Yo me convencí en absoluto de que esta religiosidad al aire libre no puede ser muy profunda. ¿Sabes cómo llegué a esta convicción? A mí me gusta mucho caminar en la montaña, en los bosques, y te debo confesar que en mis excursiones he encontrado turistas alegres, scouts que cantan a voz en cuello…, pero no he encontrado un solo hombre recogido en oración.

¡Entremos en la iglesia! Porque en nuestros templos encontramos algo más que en la gran Naturaleza.

El hombre de la gran ciudad va con gusto al campo. Y hace bien. Un deseo instintivo de conservación lo conduce allí. En la Naturaleza se refleja la mano de Dios. ¡Salgamos al aire libre! Pero antes…, ¡antes entremos en la iglesia! Es sobre todo en la casa del Señor es donde debemos celebrar el día del Señor.

¡Entremos en la iglesia! Porque en nuestros templos encontramos algo más que en la gran Naturaleza. Encontramos algo de que no puede prescindir nuestra alma. Algo que no podemos encontrar en ningún otro lugar. ¿Qué es? La renovación del sacrificio del Calvario, en que Cristo se entrega por nosotros. Encontramos la Santa Misa.

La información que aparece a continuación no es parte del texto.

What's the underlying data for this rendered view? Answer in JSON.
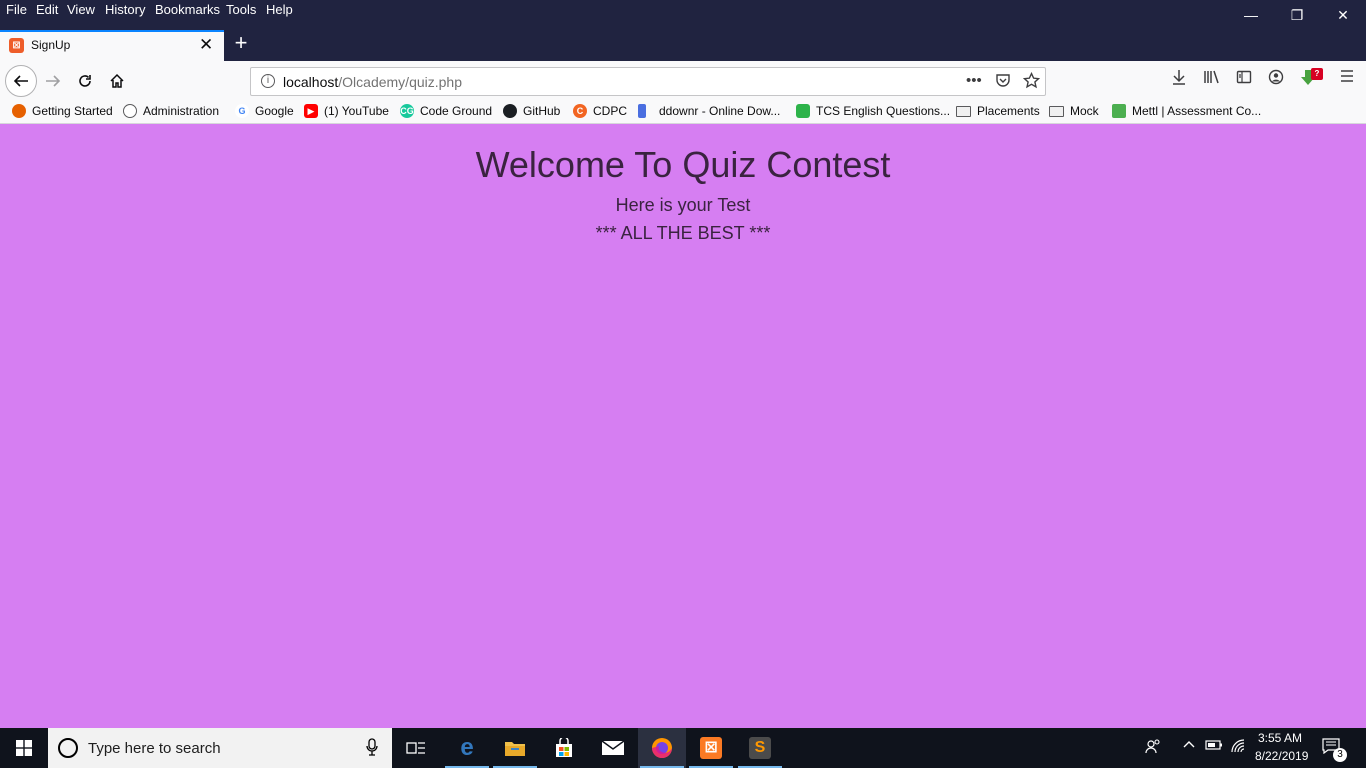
{
  "menubar": {
    "items": [
      "File",
      "Edit",
      "View",
      "History",
      "Bookmarks",
      "Tools",
      "Help"
    ]
  },
  "window_controls": {
    "minimize": "—",
    "restore": "❐",
    "close": "✕"
  },
  "tab": {
    "title": "SignUp",
    "close": "✕",
    "new_tab": "+"
  },
  "nav": {
    "url_host": "localhost",
    "url_path": "/Olcademy/quiz.php",
    "more": "•••",
    "ext_badge": "?"
  },
  "bookmarks": [
    {
      "label": "Getting Started",
      "icon_color": "#e66000"
    },
    {
      "label": "Administration",
      "icon_color": "#5a5a5c"
    },
    {
      "label": "Google",
      "icon_color": "#4285f4"
    },
    {
      "label": "(1) YouTube",
      "icon_color": "#ff0000"
    },
    {
      "label": "Code Ground",
      "icon_color": "#18c99c"
    },
    {
      "label": "GitHub",
      "icon_color": "#1b1f23"
    },
    {
      "label": "CDPC",
      "icon_color": "#f26522"
    },
    {
      "label": "ddownr - Online Dow...",
      "icon_color": "#4a6ee0"
    },
    {
      "label": "TCS English Questions...",
      "icon_color": "#2db34a"
    },
    {
      "label": "Placements",
      "icon_color": "folder"
    },
    {
      "label": "Mock",
      "icon_color": "folder"
    },
    {
      "label": "Mettl | Assessment Co...",
      "icon_color": "#4caf50"
    }
  ],
  "page": {
    "title": "Welcome To Quiz Contest",
    "subtitle": "Here is your Test",
    "wish": "*** ALL THE BEST ***",
    "background": "#d67ef2"
  },
  "taskbar": {
    "search_placeholder": "Type here to search",
    "time": "3:55 AM",
    "date": "8/22/2019",
    "notification_count": "3"
  }
}
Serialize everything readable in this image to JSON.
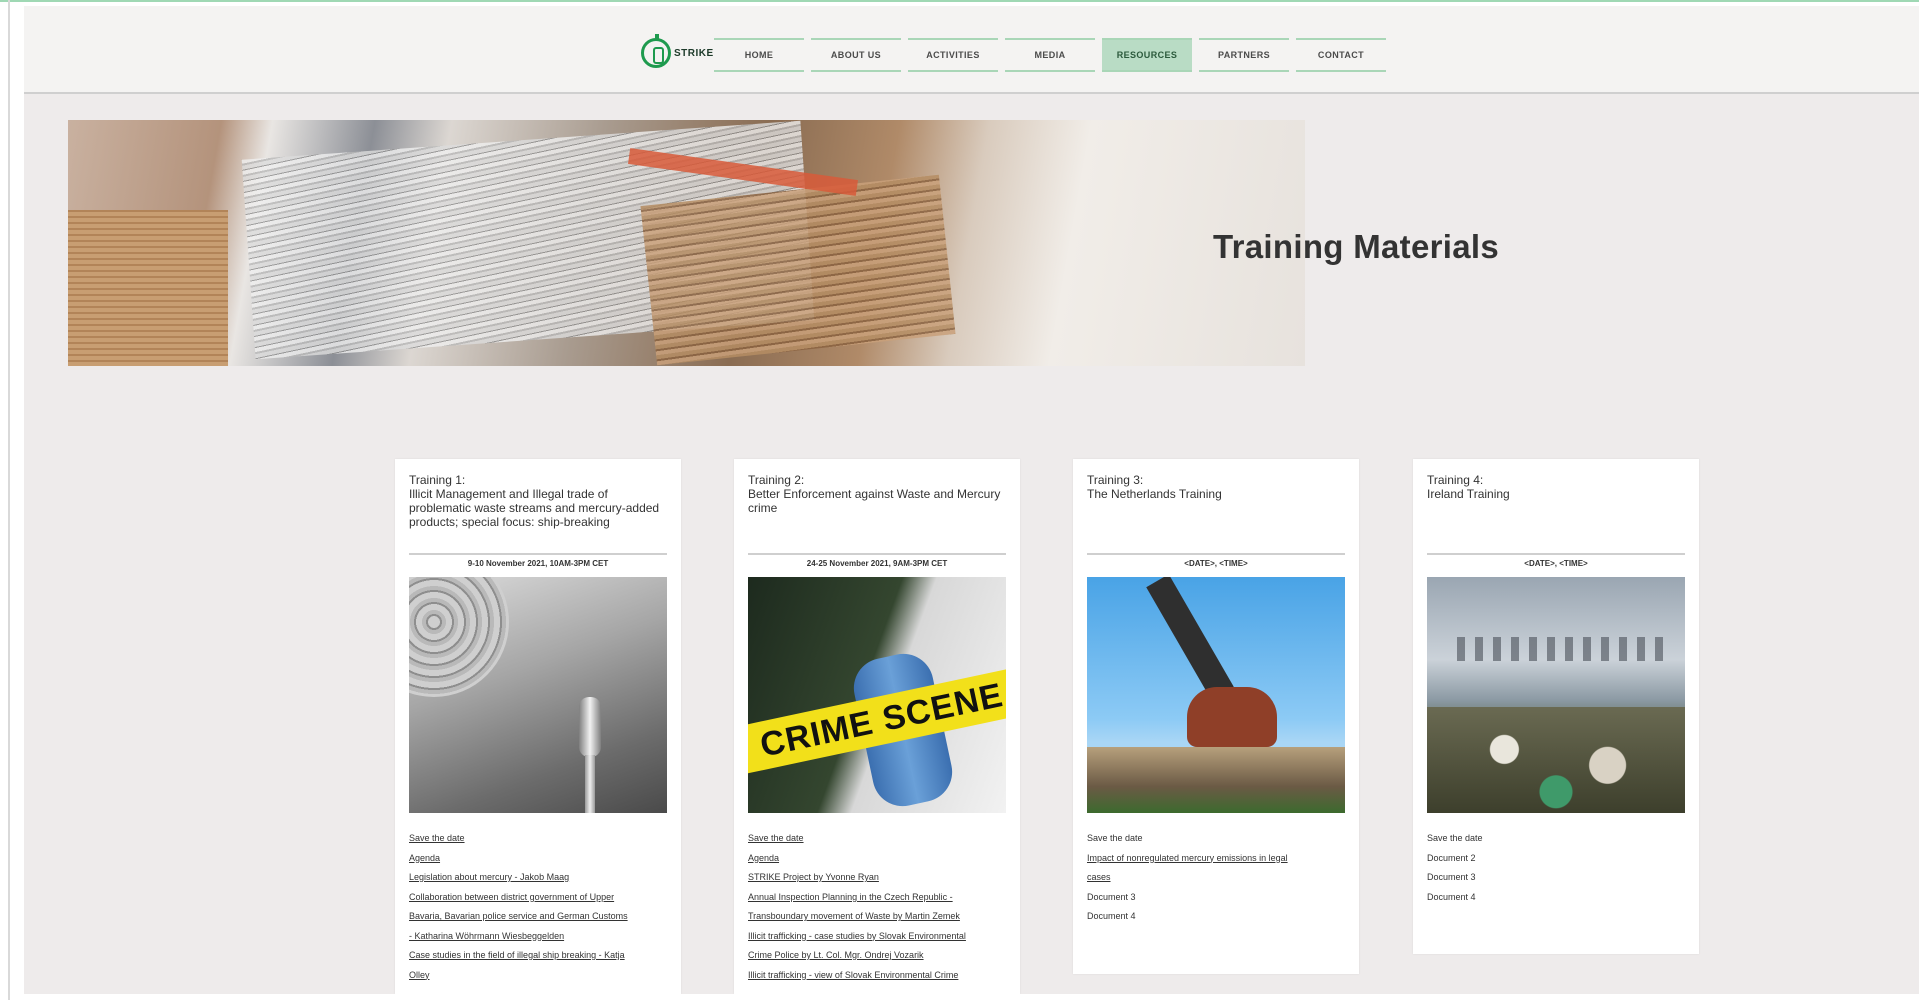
{
  "header": {
    "logo_text": "STRIKE",
    "nav": [
      {
        "label": "HOME",
        "active": false
      },
      {
        "label": "ABOUT US",
        "active": false
      },
      {
        "label": "ACTIVITIES",
        "active": false
      },
      {
        "label": "MEDIA",
        "active": false
      },
      {
        "label": "RESOURCES",
        "active": true
      },
      {
        "label": "PARTNERS",
        "active": false
      },
      {
        "label": "CONTACT",
        "active": false
      }
    ]
  },
  "hero": {
    "title": "Training Materials"
  },
  "cards": [
    {
      "title": "Training 1:",
      "subtitle": "Illicit Management and Illegal trade of problematic waste streams and mercury-added products; special focus: ship-breaking",
      "date": "9-10 November 2021, 10AM-3PM CET",
      "links": [
        "Save the date",
        "Agenda",
        "Legislation about mercury - Jakob Maag",
        "Collaboration between district government of Upper",
        "Bavaria, Bavarian police service and German Customs",
        "- Katharina Wöhrmann Wiesbeggelden",
        "Case studies in the field of illegal ship breaking - Katja",
        "Olley"
      ]
    },
    {
      "title": "Training 2:",
      "subtitle": "Better Enforcement against Waste and Mercury crime",
      "date": "24-25 November 2021, 9AM-3PM CET",
      "links": [
        "Save the date",
        "Agenda",
        "STRIKE Project by Yvonne Ryan",
        "Annual Inspection Planning in the Czech Republic -",
        "Transboundary movement of Waste by Martin Zemek",
        "Illicit trafficking - case studies by Slovak Environmental",
        "Crime Police by Lt. Col. Mgr. Ondrej Vozarik",
        "Illicit trafficking - view of Slovak Environmental Crime"
      ]
    },
    {
      "title": "Training 3:",
      "subtitle": "The Netherlands Training",
      "date": "<DATE>, <TIME>",
      "links": [
        "Save the date",
        "Impact of nonregulated mercury emissions in legal",
        "cases",
        "Document 3",
        "Document 4"
      ]
    },
    {
      "title": "Training 4:",
      "subtitle": "Ireland Training",
      "date": "<DATE>, <TIME>",
      "links": [
        "Save the date",
        "Document 2",
        "Document 3",
        "Document 4"
      ]
    }
  ]
}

Necesitamos ir a la iglesia por dos motivos: porque allí se celebra la Santa Misa, en la cual baja Dios a nuestras almas; y porque la Misa levanta nuestras almas a Dios.

La Santa Misa es la renovación del sacrificio de la cruz, y por esto, no se puede celebrar la Santa Misa en un altar donde no haya un crucifijo. Durante la Misa el celebrante traza repetidas veces la señal de la cruz. En la Santa Misa baja Dios a nuestras almas.

El valor de una Misa es infinito. No tenemos una práctica de devoción que de lejos pueda competir con la Santa Misa. Si te fuera posible recoger los rayos de todas las estrellas, verías que todos juntos no llegan al brillo del sol; del mismo modo, el valor de nuestras oraciones particulares y de nuestras buenas obras no llega jamás al valor de una sola misa.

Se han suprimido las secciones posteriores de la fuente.